Il était soupçonné par des natifs de l’assassinat d’une guérisseuse indigène âgée de 81 ans. Un Canadien a été lynché dans la région amazonienne du Pérou après que les habitants d’un village éloigné lui aient imputé la mort de la vieille dame par arme à feu.

Olivia Arévalo, une femme de la communauté Shipibo-Conibo, connue pour pratiquer une médecine traditionnelle, a été abattue de deux balles jeudi dernier près de son domicile dans la région amazonienne d’Ucayali, a déclaré Ricardo Palma Jimenez, responsable d’un groupe de procureurs. Suite à cet évènement dramatique, certains résidents ont imputé ce meurtre à un citoyen canadien de 41 ans vivant dans la région, et qui était censé avoir eu recours aux pratiques de la vielle dame, a déclaré Jimenez.

La police a découvert le corps de la victime canadienne enterrée à environ 1 kilomètre de la maison de la « curandera » samedi, après la diffusion d’un d’enregistrement vidéo dévoilant le lynchage à mort du quadragénaire, une scène insoutenable filmée sur un téléphone portable et partagée sur les réseaux sociaux, des informations données par M. Jimenez.
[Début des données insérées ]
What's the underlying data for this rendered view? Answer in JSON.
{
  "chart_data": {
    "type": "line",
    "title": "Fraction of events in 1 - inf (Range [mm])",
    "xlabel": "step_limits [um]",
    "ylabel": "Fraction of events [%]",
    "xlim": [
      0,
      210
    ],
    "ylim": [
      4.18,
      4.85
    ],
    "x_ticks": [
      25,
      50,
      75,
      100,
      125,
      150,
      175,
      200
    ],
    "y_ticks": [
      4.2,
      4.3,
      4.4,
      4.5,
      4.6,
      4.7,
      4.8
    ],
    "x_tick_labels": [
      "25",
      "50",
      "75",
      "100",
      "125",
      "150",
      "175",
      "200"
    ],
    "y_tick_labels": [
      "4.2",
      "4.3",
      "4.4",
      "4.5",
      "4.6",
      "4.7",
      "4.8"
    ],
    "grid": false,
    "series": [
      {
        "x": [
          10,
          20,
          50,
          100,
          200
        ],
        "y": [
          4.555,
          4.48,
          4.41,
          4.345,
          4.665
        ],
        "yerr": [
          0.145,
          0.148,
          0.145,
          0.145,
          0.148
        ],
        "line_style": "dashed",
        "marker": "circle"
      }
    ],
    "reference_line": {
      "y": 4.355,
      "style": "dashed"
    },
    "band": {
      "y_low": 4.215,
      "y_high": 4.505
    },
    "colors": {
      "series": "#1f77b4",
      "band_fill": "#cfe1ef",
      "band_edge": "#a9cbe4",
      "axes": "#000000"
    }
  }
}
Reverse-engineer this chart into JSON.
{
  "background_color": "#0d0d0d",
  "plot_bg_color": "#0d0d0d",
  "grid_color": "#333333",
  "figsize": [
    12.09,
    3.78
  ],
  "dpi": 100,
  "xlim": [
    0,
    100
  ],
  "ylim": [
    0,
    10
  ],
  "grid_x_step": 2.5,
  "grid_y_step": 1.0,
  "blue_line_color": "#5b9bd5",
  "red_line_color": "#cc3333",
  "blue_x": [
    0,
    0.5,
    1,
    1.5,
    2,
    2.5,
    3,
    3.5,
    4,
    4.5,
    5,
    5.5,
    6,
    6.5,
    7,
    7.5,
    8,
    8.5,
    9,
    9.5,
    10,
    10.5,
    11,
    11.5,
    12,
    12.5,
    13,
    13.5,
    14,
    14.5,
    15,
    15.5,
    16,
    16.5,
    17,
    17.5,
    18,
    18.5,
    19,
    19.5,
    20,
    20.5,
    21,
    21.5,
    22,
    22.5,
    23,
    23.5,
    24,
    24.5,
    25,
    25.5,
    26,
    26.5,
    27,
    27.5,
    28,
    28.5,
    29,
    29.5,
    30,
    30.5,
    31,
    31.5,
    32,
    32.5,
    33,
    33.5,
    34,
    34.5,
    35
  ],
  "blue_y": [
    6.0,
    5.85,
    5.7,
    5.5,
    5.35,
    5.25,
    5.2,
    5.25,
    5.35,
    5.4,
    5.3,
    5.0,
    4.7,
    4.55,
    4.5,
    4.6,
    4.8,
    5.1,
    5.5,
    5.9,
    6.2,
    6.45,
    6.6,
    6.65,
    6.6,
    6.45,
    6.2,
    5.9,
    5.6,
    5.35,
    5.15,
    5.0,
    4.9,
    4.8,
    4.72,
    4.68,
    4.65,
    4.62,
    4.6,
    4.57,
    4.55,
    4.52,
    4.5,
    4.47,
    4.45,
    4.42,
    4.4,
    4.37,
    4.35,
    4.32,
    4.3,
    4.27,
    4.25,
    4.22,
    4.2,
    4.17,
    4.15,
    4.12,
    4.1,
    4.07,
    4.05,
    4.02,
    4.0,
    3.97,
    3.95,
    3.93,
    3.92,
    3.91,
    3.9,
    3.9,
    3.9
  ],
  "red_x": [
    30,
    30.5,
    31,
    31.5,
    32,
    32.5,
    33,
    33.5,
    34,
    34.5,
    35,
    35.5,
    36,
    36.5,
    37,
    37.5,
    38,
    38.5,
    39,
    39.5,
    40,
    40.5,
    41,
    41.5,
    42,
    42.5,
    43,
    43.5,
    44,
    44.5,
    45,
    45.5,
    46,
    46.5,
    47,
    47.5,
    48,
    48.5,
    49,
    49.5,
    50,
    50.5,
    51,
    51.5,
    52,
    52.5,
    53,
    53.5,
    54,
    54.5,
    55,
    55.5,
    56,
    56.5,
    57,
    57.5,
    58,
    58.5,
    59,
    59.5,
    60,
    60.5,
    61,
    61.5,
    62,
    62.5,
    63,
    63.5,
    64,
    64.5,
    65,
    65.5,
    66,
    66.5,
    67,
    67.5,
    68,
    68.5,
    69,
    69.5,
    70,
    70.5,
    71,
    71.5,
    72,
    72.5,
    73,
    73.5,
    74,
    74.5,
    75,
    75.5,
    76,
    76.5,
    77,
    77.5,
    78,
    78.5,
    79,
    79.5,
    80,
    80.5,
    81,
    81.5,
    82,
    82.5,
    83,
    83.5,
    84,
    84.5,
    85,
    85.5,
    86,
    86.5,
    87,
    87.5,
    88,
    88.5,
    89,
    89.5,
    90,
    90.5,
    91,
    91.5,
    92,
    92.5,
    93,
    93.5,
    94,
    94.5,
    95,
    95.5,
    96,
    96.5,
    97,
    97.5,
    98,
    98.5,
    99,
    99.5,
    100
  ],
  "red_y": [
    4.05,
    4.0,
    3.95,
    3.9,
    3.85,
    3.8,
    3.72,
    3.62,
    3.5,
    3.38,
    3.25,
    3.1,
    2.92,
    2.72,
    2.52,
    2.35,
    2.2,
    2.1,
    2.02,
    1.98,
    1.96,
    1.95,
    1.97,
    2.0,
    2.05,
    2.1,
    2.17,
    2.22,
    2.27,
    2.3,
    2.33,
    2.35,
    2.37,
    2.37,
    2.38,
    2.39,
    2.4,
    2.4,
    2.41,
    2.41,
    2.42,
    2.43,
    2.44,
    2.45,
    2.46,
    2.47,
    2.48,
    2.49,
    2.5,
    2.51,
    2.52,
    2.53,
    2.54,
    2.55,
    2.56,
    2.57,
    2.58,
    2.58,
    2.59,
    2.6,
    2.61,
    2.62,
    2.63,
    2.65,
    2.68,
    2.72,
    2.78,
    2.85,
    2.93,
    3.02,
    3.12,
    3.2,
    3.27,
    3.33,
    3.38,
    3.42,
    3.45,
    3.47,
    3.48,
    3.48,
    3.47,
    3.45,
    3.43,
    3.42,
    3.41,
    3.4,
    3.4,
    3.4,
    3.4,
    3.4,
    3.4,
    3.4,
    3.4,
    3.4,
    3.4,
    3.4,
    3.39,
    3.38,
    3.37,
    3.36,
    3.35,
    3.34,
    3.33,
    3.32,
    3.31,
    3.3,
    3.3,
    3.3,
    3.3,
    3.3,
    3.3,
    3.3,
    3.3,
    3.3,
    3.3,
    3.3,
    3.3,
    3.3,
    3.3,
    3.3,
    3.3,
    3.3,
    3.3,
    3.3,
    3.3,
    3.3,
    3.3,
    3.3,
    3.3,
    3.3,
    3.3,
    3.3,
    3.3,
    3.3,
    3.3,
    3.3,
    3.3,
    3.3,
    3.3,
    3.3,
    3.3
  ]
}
La vidéo montre un homme gémissant dans une flaque d’eau boueuse près d’une maison avec un toit de chaume tandis qu’un autre homme lui met une corde autour du cou et le traîne sur le sol jusqu’à son dernier souffle de vie devant des témoins impassibles.

Selon plusieurs sources canadiennes, l’homme originaire de Colombie-Britannique s’était rendu dans la forêt tropicale du Pérou pour se familiariser auprès de la représentante indigène à l’usage de la médecine hallucinogène, dont le rituel de l’ayahuasca, l’une des drogues psychédéliques considérées comme les plus puissantes au monde.

Or, les effets de cette consommation sont parfois dramatiques, ainsi un Britannique avait été poignardé à mort lors d’une cérémonie de l’ayahuasca alors qu’il aurait attaqué un Canadien qui participait également à la cérémonie.

Jimenez a déclaré que les enquêteurs exploraient toutes les pistes liées au meurtre d’Arevalo et qu’il était trop tôt pour nommer des suspects dans l’affaire du ressortissant nord-américain ajoutant qu’aucune arrestation liée à la mort de ce dernier n’avait été réalisée.

« Nous ne nous reposerons pas tant que les deux meurtres, celui de la femme indigène et celui de l’homme canadien, ne seront pas résolus », a déclaré Jiménez dans un entretien téléphonique.

Jiménez a déclaré que l’homme dans la vidéo, dont l’identité a été révélée dans la presse canadienne et péruvienne, allait être autopsié même si les causes de la mort ont été identifiées, il a reçu des coups violents et a été étranglé.

La mort d’Olivia Arévalo avait suscité l’indignation au Pérou après que d’autres meurtres non élucidés de militants autochtones ont été enregistrés dans le pays sud-américain, des activistes victimes de menaces de mort alors qu’ils se mobilisaient pour empêcher l’accès à leurs territoires à des bûcherons et producteurs illégaux d’huile de palme.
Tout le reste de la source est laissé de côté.